S. M.-L. : As-tu la même fidél­ité avec d’autres acteurs ?

V. N. : Oui. J’ai beau­coup tra­vail­lé avec Agnès Sour­dil­lon, Lau­rence May­or, Roséliane Gold­stein, Pas­cal Omhovère, André Mar­con, Michel Bau­d­i­nat, Dominique Par­ent… Je suis fidèle ; j’aime appro­fondir le tra­vail, renou­vel­er l’aventure. J’ai fait deux spec­ta­cles avec Jean-Quentin Châte­lain, deux avec Dominique Pinon — eux aus­si, j’aimerais les retrou­ver. Une sorte de qua­si-troupe s’est peu à peu con­sti­tuée. Et Daniel Znyk en est peut-être le cœur.

S. M.-L. : Qu’y a‑t-il de par­ti­c­uli­er dans le tra­vail avec Daniel ? De quel type de con­nivence s’agit-il ?

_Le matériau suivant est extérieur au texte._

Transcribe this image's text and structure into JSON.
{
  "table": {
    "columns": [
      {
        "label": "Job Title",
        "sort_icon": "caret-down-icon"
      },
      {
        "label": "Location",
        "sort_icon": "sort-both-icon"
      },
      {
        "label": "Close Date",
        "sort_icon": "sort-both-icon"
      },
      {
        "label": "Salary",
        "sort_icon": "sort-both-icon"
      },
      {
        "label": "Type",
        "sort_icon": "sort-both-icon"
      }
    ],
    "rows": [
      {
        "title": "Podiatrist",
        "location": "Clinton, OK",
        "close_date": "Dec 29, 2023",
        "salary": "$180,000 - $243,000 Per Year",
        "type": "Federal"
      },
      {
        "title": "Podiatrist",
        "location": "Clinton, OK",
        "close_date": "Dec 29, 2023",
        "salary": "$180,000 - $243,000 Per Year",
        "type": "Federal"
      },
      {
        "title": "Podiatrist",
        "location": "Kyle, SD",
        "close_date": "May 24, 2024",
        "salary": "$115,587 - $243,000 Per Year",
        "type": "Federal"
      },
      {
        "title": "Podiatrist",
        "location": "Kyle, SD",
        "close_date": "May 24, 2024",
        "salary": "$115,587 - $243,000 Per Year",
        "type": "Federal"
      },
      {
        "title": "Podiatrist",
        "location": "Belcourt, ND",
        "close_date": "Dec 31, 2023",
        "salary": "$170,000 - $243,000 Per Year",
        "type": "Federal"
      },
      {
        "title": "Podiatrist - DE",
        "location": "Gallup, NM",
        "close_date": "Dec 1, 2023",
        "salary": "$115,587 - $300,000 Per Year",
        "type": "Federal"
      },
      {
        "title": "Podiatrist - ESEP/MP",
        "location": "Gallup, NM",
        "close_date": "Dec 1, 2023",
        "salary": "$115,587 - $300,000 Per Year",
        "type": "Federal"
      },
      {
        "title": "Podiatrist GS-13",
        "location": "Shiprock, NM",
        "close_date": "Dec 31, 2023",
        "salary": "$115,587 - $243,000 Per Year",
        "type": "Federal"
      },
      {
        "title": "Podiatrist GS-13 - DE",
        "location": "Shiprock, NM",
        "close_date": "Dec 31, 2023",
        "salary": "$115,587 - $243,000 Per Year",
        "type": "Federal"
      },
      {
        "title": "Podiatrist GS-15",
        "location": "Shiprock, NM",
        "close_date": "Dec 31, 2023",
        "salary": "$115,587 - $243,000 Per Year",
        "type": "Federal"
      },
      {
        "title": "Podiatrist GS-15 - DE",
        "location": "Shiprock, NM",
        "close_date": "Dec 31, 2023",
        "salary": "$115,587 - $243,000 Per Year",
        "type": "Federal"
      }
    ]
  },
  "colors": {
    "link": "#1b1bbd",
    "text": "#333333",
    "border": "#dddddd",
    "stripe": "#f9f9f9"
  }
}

V. N. : Quand j’ai tra­vail­lé en octo­bre dernier sur une scène de L’Espace furieux, remise en chantier pour Daniel, appa­rais­saient par­fois des façons de ponctuer dont Pas­cal Omhovère, qui m’assistait dans ce tra­vail, s’étonnait. Je lui dis­ais sim­ple­ment : « Daniel com­pren­dra. » La ponc­tu­a­tion est très impor­tante pour com­mu­ni­quer avec l’acteur ; elle con­tient par­fois des mes­sages cryp­tés, déchiffrables pour un seule­ment. C’est une source très directe d’énergie, un fais­ceau d’impulsions, comme un reste de la gra­phie, de la res­pi­ra­tion.
Par le texte, par la let­tre muette du livre, je con­fie à Daniel des choses que je n’oserais dire en face à qui que ce soit. Je sais que c’est un aven­turi­er véri­ta­ble qui s’avancera très loin hors d’homme, hors des chemins théâ­trale­ment réper­toriés, hors des pas­sages recon­nus… C’est un très grand décon­struc­teur, un « décom­pos­i­teur » d’homme, comme je les aime. Sur scène, il n’hésite pas à aller pro­fondé­ment ailleurs que dans l’homme, dans la mar­i­on­nette, dans l’animal… C’est un grand acteur parce qu’il n’a sur l’être humain aucune opin­ion. Il jette tout.
C’est un ryth­mi­cien, un casseur de monot­o­nie, un sai­sis­sant per­cus­sion­niste. Il y a en lui des pos­si­bil­ités de méta­mor­phoses sans fin — et beau­coup de courage pour bris­er toutes les représen­ta­tions humaines ; il y a dans sa tra­jec­toire des sor­ties d’humanité (comme on sort de la piste) qui m’étonnent. En par­ti­c­uli­er dans les par­ties chan­tées-par­lées où il excelle avec Chris­t­ian Pac­coud. Écrivant pour Daniel Znyk, je me sens infin­i­ment libre, comme si j’écrivais pour Liszt, Stravin­sky, Scri­abine, Picas­so. C’est un acteur capa­ble de tout. Sui­cidaire et vic­to­rieux comme le bon trapéziste.
Daniel est un très grand nageur, je l’ai vu faire des kilo­mètres, vers le large, dans l’eau glacée… Il a donc aus­si l’instinct de pren­dre le texte comme un flu­ide avec lequel il faut com­bat­tre, jouer, laiss­er faire, lâch­er prise, se laiss­er porter. Il a un rap­port de nageur avec les courants du texte, ses flux, ses tor­rents, son eau qui dort. Le lan­gage est un flu­ide qui se répand dans l’espace, Znyk le sait de ses mains.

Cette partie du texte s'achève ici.